The unknown species of snailfish was filmed in the Izu-Ogasawara trench located southeast of Japan, according to The Guardian.

It was discovered as part of a joint expedition by scientists from the Minderoo-University of Western Australia Deep Sea Research Centre and the Tokyo University of Marine Science and Technology. The researchers used unmanned submersibles known as landers to explore the trench, The Guardian reported.

The chief scientist of the expedition and founder of the Deep Sea Research Centre Professor Alan Jamieson told The Guardian that some snailfish species have specific adaptations that allow them to live 1,000 meters deeper than other fish.

“When you picture what the deepest fish in the world should look like, the chances are it’s gnarly, black, with big teeth and small eyes,” Jamieson told the outlet. “Chances are it’s got nothing to do with deep sea – that has to do with being dark.”

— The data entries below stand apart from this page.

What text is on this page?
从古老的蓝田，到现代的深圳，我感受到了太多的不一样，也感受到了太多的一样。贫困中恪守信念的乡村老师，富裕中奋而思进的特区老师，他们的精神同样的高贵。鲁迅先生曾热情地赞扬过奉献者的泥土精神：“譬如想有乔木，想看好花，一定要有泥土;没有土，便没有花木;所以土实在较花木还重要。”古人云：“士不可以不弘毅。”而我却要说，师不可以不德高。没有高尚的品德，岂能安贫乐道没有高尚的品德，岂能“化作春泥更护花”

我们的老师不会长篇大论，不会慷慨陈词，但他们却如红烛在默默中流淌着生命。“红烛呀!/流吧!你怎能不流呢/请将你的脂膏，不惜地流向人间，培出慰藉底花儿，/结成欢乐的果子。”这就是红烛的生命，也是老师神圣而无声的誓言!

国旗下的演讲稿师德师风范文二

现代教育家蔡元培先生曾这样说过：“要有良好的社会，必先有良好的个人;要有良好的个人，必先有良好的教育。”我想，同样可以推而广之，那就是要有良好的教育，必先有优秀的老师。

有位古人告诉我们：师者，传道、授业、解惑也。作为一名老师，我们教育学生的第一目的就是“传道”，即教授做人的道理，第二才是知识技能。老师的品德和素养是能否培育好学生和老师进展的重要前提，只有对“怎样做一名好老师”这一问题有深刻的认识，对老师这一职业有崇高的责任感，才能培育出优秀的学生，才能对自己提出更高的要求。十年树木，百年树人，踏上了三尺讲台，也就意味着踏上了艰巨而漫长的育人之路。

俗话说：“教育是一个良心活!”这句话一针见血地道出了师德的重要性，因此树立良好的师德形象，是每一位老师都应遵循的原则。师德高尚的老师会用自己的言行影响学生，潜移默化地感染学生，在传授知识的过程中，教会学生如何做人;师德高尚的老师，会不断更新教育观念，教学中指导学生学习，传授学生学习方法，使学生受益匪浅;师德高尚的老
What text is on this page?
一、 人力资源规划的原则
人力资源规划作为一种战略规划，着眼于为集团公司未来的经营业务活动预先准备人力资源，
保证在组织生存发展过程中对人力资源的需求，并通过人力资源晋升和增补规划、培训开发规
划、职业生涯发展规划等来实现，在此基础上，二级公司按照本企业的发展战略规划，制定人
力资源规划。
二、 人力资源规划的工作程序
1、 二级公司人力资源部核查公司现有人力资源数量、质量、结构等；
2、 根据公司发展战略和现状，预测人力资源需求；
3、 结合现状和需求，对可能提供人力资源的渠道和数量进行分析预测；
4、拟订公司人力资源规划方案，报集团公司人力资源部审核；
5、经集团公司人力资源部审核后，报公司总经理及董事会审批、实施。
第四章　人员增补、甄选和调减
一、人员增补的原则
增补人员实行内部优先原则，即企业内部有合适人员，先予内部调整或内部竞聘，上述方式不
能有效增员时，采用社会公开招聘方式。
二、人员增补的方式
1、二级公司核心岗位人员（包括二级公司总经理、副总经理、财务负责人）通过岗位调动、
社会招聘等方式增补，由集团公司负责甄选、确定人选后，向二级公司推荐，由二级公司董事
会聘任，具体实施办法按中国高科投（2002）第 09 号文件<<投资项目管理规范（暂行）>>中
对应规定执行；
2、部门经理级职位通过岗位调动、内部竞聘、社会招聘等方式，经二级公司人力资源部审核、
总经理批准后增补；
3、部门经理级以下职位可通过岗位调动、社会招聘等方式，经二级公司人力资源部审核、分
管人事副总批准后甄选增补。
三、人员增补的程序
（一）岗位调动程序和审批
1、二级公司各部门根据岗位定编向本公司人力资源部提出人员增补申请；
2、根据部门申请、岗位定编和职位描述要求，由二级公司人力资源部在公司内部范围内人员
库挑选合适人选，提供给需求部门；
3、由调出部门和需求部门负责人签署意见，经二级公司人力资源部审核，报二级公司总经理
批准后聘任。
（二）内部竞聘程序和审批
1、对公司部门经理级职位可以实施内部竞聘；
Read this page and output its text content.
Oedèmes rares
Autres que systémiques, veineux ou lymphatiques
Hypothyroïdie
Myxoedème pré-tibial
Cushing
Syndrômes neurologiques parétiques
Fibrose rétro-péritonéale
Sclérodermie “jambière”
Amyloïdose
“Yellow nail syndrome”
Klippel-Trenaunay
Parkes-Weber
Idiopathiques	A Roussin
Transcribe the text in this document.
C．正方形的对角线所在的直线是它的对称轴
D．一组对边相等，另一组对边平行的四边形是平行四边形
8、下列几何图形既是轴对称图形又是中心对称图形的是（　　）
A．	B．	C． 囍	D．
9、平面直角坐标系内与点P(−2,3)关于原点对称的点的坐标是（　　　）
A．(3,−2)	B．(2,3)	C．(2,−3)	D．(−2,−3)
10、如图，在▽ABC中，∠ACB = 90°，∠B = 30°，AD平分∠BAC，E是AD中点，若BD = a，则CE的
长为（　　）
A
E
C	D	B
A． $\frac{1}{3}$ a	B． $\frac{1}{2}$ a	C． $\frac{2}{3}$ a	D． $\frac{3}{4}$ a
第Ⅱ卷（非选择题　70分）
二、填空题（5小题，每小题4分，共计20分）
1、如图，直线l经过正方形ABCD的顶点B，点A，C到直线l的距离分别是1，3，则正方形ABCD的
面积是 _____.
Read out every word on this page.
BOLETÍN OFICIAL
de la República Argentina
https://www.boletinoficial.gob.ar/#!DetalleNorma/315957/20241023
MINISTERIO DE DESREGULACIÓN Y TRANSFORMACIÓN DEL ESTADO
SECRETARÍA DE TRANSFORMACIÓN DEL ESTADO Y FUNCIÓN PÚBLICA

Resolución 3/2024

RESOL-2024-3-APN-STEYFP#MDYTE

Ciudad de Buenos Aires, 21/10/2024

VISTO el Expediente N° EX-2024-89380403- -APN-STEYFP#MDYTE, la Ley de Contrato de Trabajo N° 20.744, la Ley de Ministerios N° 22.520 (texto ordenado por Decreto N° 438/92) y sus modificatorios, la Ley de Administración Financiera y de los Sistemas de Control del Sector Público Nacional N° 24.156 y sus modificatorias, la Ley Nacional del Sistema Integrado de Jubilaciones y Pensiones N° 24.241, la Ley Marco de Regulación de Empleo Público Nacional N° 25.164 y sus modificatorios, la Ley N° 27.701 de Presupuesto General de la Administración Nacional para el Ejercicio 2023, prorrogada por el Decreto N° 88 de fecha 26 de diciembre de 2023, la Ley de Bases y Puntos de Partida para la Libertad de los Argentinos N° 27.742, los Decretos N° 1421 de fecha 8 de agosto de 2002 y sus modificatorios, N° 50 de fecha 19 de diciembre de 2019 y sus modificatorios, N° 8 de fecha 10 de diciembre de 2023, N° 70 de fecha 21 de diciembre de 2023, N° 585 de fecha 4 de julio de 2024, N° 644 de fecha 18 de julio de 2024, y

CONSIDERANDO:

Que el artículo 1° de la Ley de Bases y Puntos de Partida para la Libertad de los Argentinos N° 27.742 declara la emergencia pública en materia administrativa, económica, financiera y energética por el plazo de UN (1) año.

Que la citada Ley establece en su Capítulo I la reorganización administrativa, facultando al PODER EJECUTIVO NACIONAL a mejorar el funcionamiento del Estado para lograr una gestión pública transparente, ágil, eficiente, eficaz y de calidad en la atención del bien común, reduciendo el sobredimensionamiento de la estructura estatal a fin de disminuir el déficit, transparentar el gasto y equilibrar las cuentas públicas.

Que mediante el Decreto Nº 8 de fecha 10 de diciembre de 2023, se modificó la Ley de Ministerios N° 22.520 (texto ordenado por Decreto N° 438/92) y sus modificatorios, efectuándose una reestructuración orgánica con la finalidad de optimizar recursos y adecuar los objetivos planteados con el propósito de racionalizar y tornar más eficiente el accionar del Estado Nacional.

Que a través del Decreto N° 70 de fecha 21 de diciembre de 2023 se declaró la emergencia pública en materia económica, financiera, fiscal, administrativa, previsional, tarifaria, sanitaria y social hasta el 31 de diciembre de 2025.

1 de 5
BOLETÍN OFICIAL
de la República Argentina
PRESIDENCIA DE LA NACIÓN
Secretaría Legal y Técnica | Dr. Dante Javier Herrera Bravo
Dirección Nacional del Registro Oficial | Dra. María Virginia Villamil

The record-breaking discovery trumps the 2017 record, also filmed by Jamieson, of a fish found 8,178 meters deep in the Marianas Trench. (RELATED: American Diver Smashes Record For Deepest Ocean Sub Dive)

The discovered fish was a juvenile, as is typically the case for snailfish found at that depth, Jamieson explained to The Guardian. “Because there’s nothing else beyond them, the shallow end of the range overlaps with a bunch of other deep-sea fish, so putting juveniles at that end probably means they’ll get eaten,” he said. “When you get down to the mega deep depths, 8,000 plus [metres], a lot of them are very, very small.”

Jamieson once hypothesized that it would be biologically impossible for fish to live deeper than 8,200 to 8,400 meters.

“After all these years of hammering away at this [theory], it seems to be pretty solid. We’ve done close to 250 deployments … the window is narrowed to the point where on this Japanese expedition, we were seeing snailfish every single deployment down to this last one [of 8,336 metres],” Jamieson told The Guardian.